At the end of the meal, as soon as coffee and cigars had been handed, the servants left the room. The host, thereupon, called at once upon Lien Weng formally to constitute the Court and open the session. This proved a quite simple proceeding. These men, all more or less familiar with the world of high affairs, well understood the valuable art of dispensing with preliminaries. So easy of manner was the President and so adept were his methods that Endor to his deep chagrin allowed himself to be taken by surprise. With sharp annoyance he grew aware that the business was actually under way before he had even begun to attempt to define his own position.
It was not a moment for hesitation. At the risk of discourtesy Endor sprang to his feet. “I am truly sorry to interrupt,” he said to Lien Weng, “but before these proceedings are carried a step farther, please allow me to say this. I have come here, not to transact business, but to sever my connection with this Society.”
The speech, brief as it was, had the effect of a thunderbolt. Every face around the table was anxious, startled, incredulous. Lien Weng, alone, kept a perfect impassiveness. He lifted his right hand delicately and without a glance at the others, he said in his sweet, cooing voice, “Sir, that is impossible. Believe me, sir, it is quite—quite—quite impossible.”

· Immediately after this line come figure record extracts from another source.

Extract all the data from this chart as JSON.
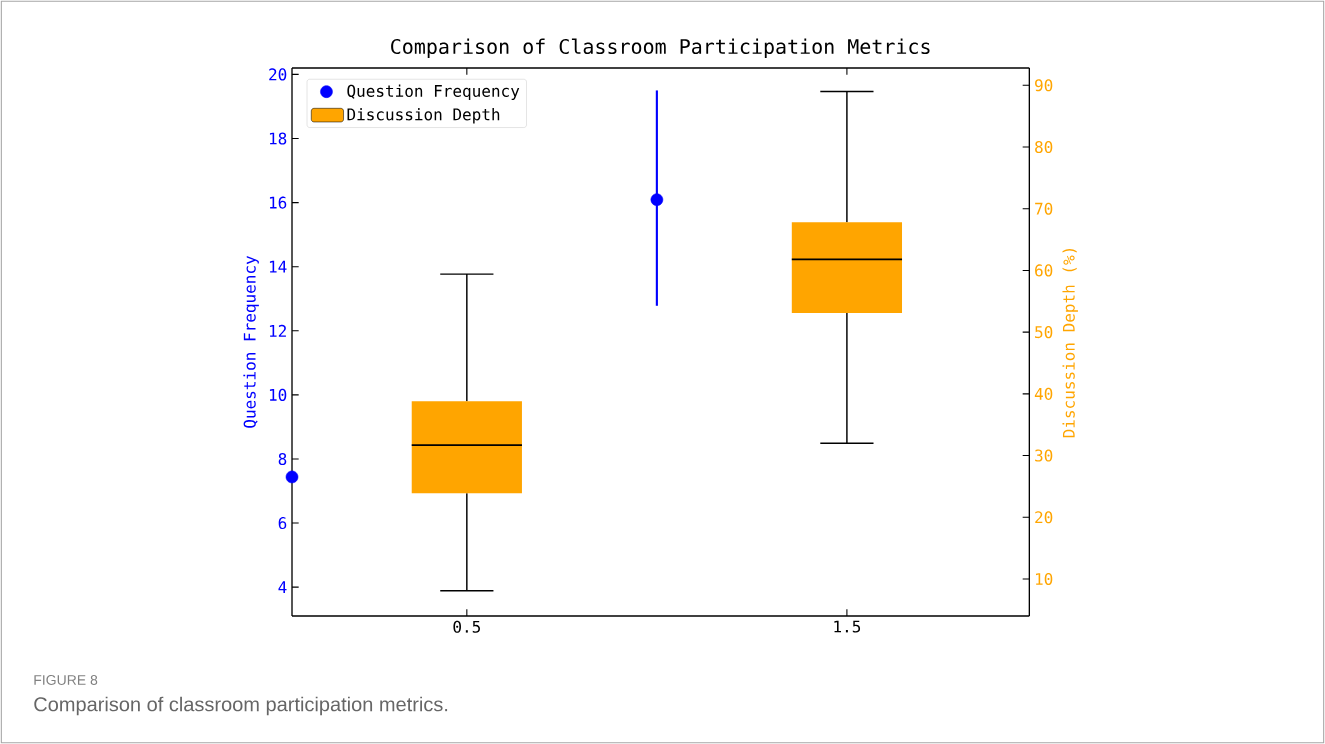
{
  "chart_data": {
    "type": "box",
    "title": "Comparison of Classroom Participation Metrics",
    "ylabel": "Question Frequency",
    "y2label": "Discussion Depth (%)",
    "annotations": [
      "FIGURE 8",
      "Comparison of classroom participation metrics."
    ],
    "xlim": [
      0.04,
      1.98
    ],
    "xticks": [
      0.5,
      1.5
    ],
    "ylim": [
      3.1,
      20.2
    ],
    "yticks": [
      4,
      6,
      8,
      10,
      12,
      14,
      16,
      18,
      20
    ],
    "y2lim": [
      4.0,
      92.8
    ],
    "y2ticks": [
      10,
      20,
      30,
      40,
      50,
      60,
      70,
      80,
      90
    ],
    "legend": "top left",
    "marker": "circle",
    "series": [
      {
        "name": "Question Frequency",
        "type": "scatter",
        "color": "#0000ff",
        "x": [
          0.04,
          1
        ],
        "values": [
          7.44,
          16.09
        ],
        "errors": [
          null,
          [
            12.78,
            19.5
          ]
        ]
      },
      {
        "name": "Discussion Depth",
        "type": "box",
        "axis": "y2",
        "color": "#ffa500",
        "x": [
          0.5,
          1.5
        ],
        "boxes": [
          {
            "low": 8.1,
            "q1": 23.9,
            "median": 31.7,
            "q3": 38.8,
            "high": 59.4
          },
          {
            "low": 32.0,
            "q1": 53.1,
            "median": 61.8,
            "q3": 67.8,
            "high": 89.0
          }
        ]
      }
    ]
  }
}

Endor had foreseen even this blunt and final non possumus. It did not deter him, therefore, from stating fully his attitude. He admitted frankly that he had entered into his vows at a time of mental and moral overthrow; but now that his mind was established once more on the plane of reason, he was not prepared to go on with a thing that had lost the sanction of his conscience.
“I fear you cannot be allowed to withdraw, sir,” said Lien Weng, softly. “Your vows were made on the clear understanding that on no grounds conceivable must they ever be broken. Once a member of the Society of the Friends of Peace, always a member.”
An undercurrent of stern approval from those seated round the table drove the plain words home.
“All that you say, sir, I recognized at the time,” said Endor. “So much I freely own. But as I now wish to make clear, owing to a cause which in a measure was physical I was then suffering from an eclipse of the moral judgment.”
Lien Weng shook his head gently. There was a brief pause. And then with the peculiar amenity of a deep mind at grips with destiny itself, he went on as if nothing had occurred, to expound the position the Society had now reached in the matter of Saul Hartz and the Universal Press.